I've made an offline address and only have the key stored on 2 encrypted flash drives stored in different locations with the private key written physically on paper and stored in 2 locations. Do I ever have to worry about my coins? That is, could theyever be lost in software changes or is that as big of a never-going-to-happen as the 21 million limit being lifted? I'm pretty sure I'm not touching that wallet for a long time. Is there any benefit to repeating this process for a more "fresh" address ever or does that not make sense?
I'll go through your question clause by clause:
I've made an offline address
You're doing good.
and only have the key stored on 2 encrypted flash drives stored in different locations
As long as only you know the password and the password is sufficiently strong, this is probably secure.
with the private key written physically on paper and stored in 2 locations.
If either of these two locations are accessible by anyone other than you, then they are vulnerable. If someone else found either paper, and your keys are in plain text, then you could consider them compromised.
Do I ever have to worry about my coins?
That is, could they ever be lost in software changes
Extremely unlikely, as the whole of Bitcoin depends on the safety of balances through upgrades. There are people who have very vested in ensuring that this never happens. Even a bug in the protocol could not erase history in an unrecoverable way, as a single offline client copied online or bootstrap.dat would refresh anyone affected.
or is that as big of a never-going-to-happen as the 21 million limit being lifted?
I'm pretty sure I'm not touching that wallet for a long time. Is there any benefit to repeating this process for a more "fresh" address ever or does that not make sense?
Theoretically, you would never need to regenerate keys unless some kind of vulnerability was found in the software that generated your key, ala the Android random number generator flaw.
An unlikely occurrence would be some kind of change to the way private keys are imported, and your private key generated in 2013 cannot be securely converted to whatever format is expected in 2063, or whenever. I wouldn't get too paranoid about this.
They could be lost in a few rare scenarios. For example:
- If substantial weaknesses are found in Bitcoin's crypto, or if quantum computing becomes usable on a large scale, your coins could be stolen. Most likely, the crypto will simply be weakened and attacks will still be very slow, so you'll have some time to send your coins to new addresses that use improved crypto.

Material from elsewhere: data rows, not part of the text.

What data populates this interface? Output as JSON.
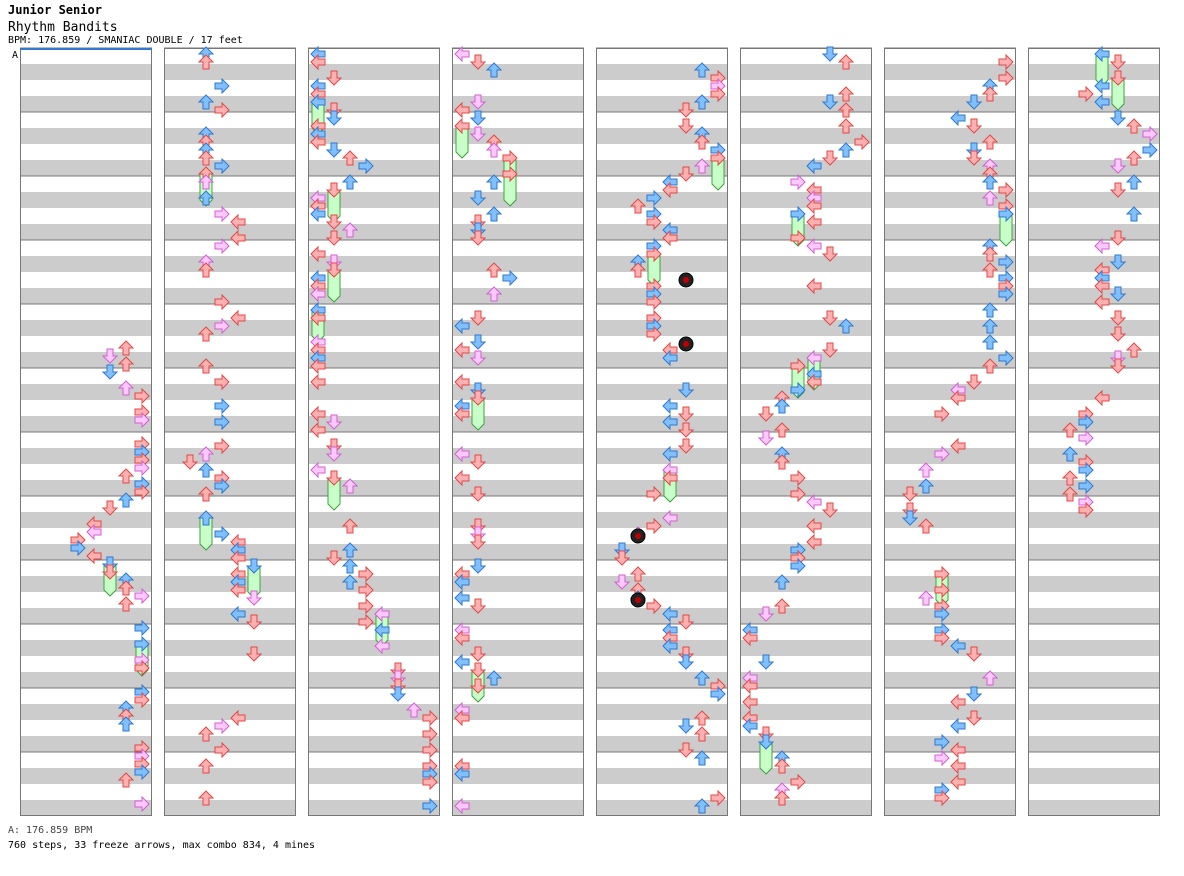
{
  "header": {
    "artist": "Junior Senior",
    "title": "Rhythm Bandits",
    "info": "BPM: 176.859 / SMANIAC DOUBLE / 17 feet",
    "bpm_marker": "A"
  },
  "footer": {
    "bpm_line": "A: 176.859 BPM",
    "stats_line": "760 steps, 33 freeze arrows, max combo 834, 4 mines"
  },
  "colors": {
    "background": "#ffffff",
    "stripe": "#cccccc",
    "frame": "#777777",
    "red_arrow": "#ffb0b0",
    "red_stroke": "#e04848",
    "blue_arrow": "#80c0ff",
    "blue_stroke": "#3078d0",
    "pink_arrow": "#ffc8ff",
    "pink_stroke": "#d060d0",
    "freeze_fill": "#c8ffc8",
    "freeze_stroke": "#40a040",
    "mine": "#c00000"
  },
  "chart_data": {
    "type": "table",
    "mode": "SMANIAC DOUBLE",
    "difficulty_feet": 17,
    "bpm": 176.859,
    "steps": 760,
    "freeze_arrows": 33,
    "max_combo": 834,
    "mines": 4,
    "columns": 8
  }
}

- When you go to redeem your coins, your CPU may err in a way that causes Bitcoin to send your coins into oblivion. There are no known cases of this actually happening, but CPUs are not perfect, and it is possible.
- If Bitcoin develops critical scalability problems, and nothing else solves it, one "nuclear option" for improving things would be to require everyone to "renew" their coins every few months (or whatever). Old coins that that aren't renewed would be destroyed. If this policy is implemented, you will have to follow it. You'd have plenty of warning if something like this was approaching.
To protect yourself against these things and other possibilities, you should:
- Not store too much in any one address.
- Not send huge amounts at once.
- Never send from any high-value address more than once. The best way to do this is to only pay to an address once.
- Make sure that you're able to access your wallet with only a few days of notice.
There isn't any value in moving coins before you need to.
Sounds to me like you are taking good care of your Bitcoins, so you should be able to sleep easy at night.
Of course, there is always a risk that your account could be hacked through a scam.
Bitcoin is the realm of technophiles, so always be careful when conducting transactions. The sad truth is that there are some scammers out there looking to hack into accounts. And as they are often very bright, there is always a risk that you could be tricked.